Die wöchentlichen Treffen seien so ähnlich wie Tischtennis-Training, sagt Dieter Steiner: Man wird immer besser, von Woche zu Woche. Nur, dass es bei den Treffen nicht um Tischtennis geht, sondern um das Thema Alkohol. Steiner leitet eine Kreuzbund-Gruppe in Sonthofen, zu der Menschen kommen, die trocken bleiben wollen. Derzeit kann sich die Selbsthilfegruppe aufgrund der Kontaktbeschränkungen nicht persönlich treffen, sondern hat nur über eine Chatgruppe oder telefonisch Kontakt. Und das macht Steiner große Sorgen.

„Ich habe schon Angst, dass der eine oder andere rückfällig wird“, sagt er. „Besonders bei denen, die alleine daheim leben.“ Zwar seien derzeit vor allem Menschen in der Gruppe, die schon länger nicht mehr getrunken haben und die relativ gefestigt sind, sagt Steiner. „Aber im Januar oder Februar muss das wieder laufen.“ Das Regelmäßige sei wichtig. Und bei den persönlichen Treffen erkenne er schneller, wenn etwas nicht stimmt. „Da habe ich Augenkontakt“, sagt Steiner, „und da kann ich auch mal sagen: Du hörst dich nicht gut an“. Das sei im Gruppenchat oder per Telefon schwieriger.

Auch in der Lindauer Suchtfachambulanz können wegen der Corona-Krise derzeit keine offenen Gruppentreffen stattfinden, berichtet Leiter Klaus Bilgeri. Vorher konnte dort jeder hinkommen und teilnehmen, völlig unverbindlich. Jetzt sei die Teilnahme nur noch mit vorheriger Anmeldung möglich. Das schaffe wieder eine gewisse Hürde, glaubt Bilgeri. Und für manche sei die schon zu hoch.

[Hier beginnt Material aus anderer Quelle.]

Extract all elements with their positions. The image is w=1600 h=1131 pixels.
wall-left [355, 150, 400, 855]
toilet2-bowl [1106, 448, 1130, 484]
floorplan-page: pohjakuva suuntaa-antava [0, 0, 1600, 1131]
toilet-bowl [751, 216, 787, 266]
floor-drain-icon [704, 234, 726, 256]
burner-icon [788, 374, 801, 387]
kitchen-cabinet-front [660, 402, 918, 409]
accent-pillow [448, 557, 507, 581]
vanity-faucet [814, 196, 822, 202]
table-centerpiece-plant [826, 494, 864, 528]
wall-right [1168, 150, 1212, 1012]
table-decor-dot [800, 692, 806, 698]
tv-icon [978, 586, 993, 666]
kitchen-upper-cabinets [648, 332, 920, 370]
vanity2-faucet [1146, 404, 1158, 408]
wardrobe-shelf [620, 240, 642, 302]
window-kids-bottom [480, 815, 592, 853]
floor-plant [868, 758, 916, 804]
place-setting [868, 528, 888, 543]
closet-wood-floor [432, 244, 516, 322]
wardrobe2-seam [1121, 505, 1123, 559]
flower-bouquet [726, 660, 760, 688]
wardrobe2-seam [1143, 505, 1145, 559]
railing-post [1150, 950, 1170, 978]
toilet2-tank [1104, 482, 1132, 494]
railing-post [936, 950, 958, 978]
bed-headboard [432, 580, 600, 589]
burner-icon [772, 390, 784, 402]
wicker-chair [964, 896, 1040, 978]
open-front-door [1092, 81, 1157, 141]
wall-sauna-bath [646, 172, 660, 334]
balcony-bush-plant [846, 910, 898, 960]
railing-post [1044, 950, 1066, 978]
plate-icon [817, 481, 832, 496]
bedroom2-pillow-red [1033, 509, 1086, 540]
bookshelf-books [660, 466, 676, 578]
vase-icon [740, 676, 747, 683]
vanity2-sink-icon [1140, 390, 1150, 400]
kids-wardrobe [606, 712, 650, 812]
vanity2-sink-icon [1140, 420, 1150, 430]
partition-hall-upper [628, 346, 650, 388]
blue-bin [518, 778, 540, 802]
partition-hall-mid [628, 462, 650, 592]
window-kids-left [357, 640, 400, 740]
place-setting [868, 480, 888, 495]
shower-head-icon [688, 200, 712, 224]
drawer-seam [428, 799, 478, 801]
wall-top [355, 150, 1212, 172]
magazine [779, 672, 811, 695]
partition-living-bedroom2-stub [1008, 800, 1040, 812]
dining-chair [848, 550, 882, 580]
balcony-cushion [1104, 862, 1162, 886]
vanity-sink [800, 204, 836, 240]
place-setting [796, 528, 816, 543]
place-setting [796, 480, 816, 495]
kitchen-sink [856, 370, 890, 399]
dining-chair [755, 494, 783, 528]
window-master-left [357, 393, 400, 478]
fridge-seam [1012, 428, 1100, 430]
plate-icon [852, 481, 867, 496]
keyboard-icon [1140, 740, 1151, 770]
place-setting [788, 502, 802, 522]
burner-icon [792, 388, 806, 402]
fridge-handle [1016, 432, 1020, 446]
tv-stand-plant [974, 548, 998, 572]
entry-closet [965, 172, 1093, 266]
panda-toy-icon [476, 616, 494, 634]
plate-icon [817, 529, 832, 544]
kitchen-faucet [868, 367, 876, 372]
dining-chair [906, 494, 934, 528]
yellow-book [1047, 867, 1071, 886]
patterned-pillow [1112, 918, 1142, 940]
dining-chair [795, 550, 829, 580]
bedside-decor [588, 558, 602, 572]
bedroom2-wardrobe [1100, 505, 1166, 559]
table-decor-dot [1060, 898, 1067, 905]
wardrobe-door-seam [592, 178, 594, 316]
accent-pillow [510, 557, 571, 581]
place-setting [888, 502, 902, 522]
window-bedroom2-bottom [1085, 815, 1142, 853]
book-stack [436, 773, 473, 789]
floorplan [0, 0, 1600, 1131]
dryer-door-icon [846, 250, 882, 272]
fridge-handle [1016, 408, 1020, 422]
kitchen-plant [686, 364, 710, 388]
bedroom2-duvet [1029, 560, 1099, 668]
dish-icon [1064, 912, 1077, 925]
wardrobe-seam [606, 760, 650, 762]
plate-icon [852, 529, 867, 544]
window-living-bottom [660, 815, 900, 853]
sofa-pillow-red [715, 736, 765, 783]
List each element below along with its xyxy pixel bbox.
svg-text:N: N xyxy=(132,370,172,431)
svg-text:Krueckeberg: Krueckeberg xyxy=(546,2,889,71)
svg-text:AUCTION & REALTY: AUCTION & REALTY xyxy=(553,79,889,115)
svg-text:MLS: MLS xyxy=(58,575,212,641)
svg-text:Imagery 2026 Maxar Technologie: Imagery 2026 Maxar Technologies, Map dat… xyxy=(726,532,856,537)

Dass Menschen gerade jetzt auf der Suche nach niederschwelliger, unbürokratischer Hilfe sind, bestätigt Steiner. „Ich habe in den letzten Wochen vermehrt Anfragen bekommen von Leuten, die auch bei der Kreuzbund-Gruppe mitmachen wollen“, berichtet er. „Sie haben gefragt, ob wir irgendwo sind.“ Denn im Haus Oberallgäu in Sonthofen, wo sich die Gruppe sonst immer trifft, ist es derzeit dunkel. Er könne diese Menschen nur an Suchtberatungsstellen verweisen, sagt Steiner. Auch Klaus Bilgeri sagt, er erlebe im Moment viele Krisen – und sogar, „dass Leute im Krankenhaus landen aufgrund von exzessivem Trinken“.

„Mit Alkohol versuchen manche, den Kopf frei zu kriegen"

Was vielen Suchtkranken jetzt fehle, sei ein tragendes soziales Netz, sagt Kristof Elgert von der Suchtfachambulanz Kaufbeuren. Wer beispielsweise gut ins Dorfleben integriert ist und persönliche Kontakte pflegt, der greife seltener zum Alkohol, wenn er eine emotionale Krise verkraften muss. „Das fällt jetzt alles weg.“ Stattdessen hätten Betroffene nicht selten Ängste, die von coronabedingten Unsicherheiten geschürt werden. „Mit Alkohol versuchen manche, den Kopf frei zu kriegen und raus aus diesen Ängsten zu kommen“, erläutert Elgert. „Das funktioniert aber nur für den Moment.“ Viele Menschen hätten Angst, ihren Job zu verlieren: „Arbeit ist ein stabilisierender Faktor“, sagt Elgert. Nicht nur die Existenz hänge davon ab. Wer berufstätig ist, der unterliege einer gewissen Kontrolle durch Arbeitgeber oder Kollegen.

Aber nicht nur für bereits Suchtkranke ist die derzeitige Situation schwierig. Auch Leute, die suchtgefährdet sind, überschreiten nun öfters ein gesundes Maß. „Es sind schon Menschen zu uns gekommen, die aufgrund von Kurzarbeit oder Homeoffice mehr trinken und die merken, sie müssen jetzt aufpassen“, sagt Bilgeri.

„Die Corona-Krise geht nicht spurlos an den Menschen vorbei“, fasst Elgert die aktuelle Lage zusammen. Er betont, dass die Suchtberatungsstellen weiterhin offen haben. Sie sind telefonisch oder über Videoanruf erreichbar. Es gibt außerdem weiterhin fast überall auch die Möglichkeit eines persönlichen Beratungsgesprächs.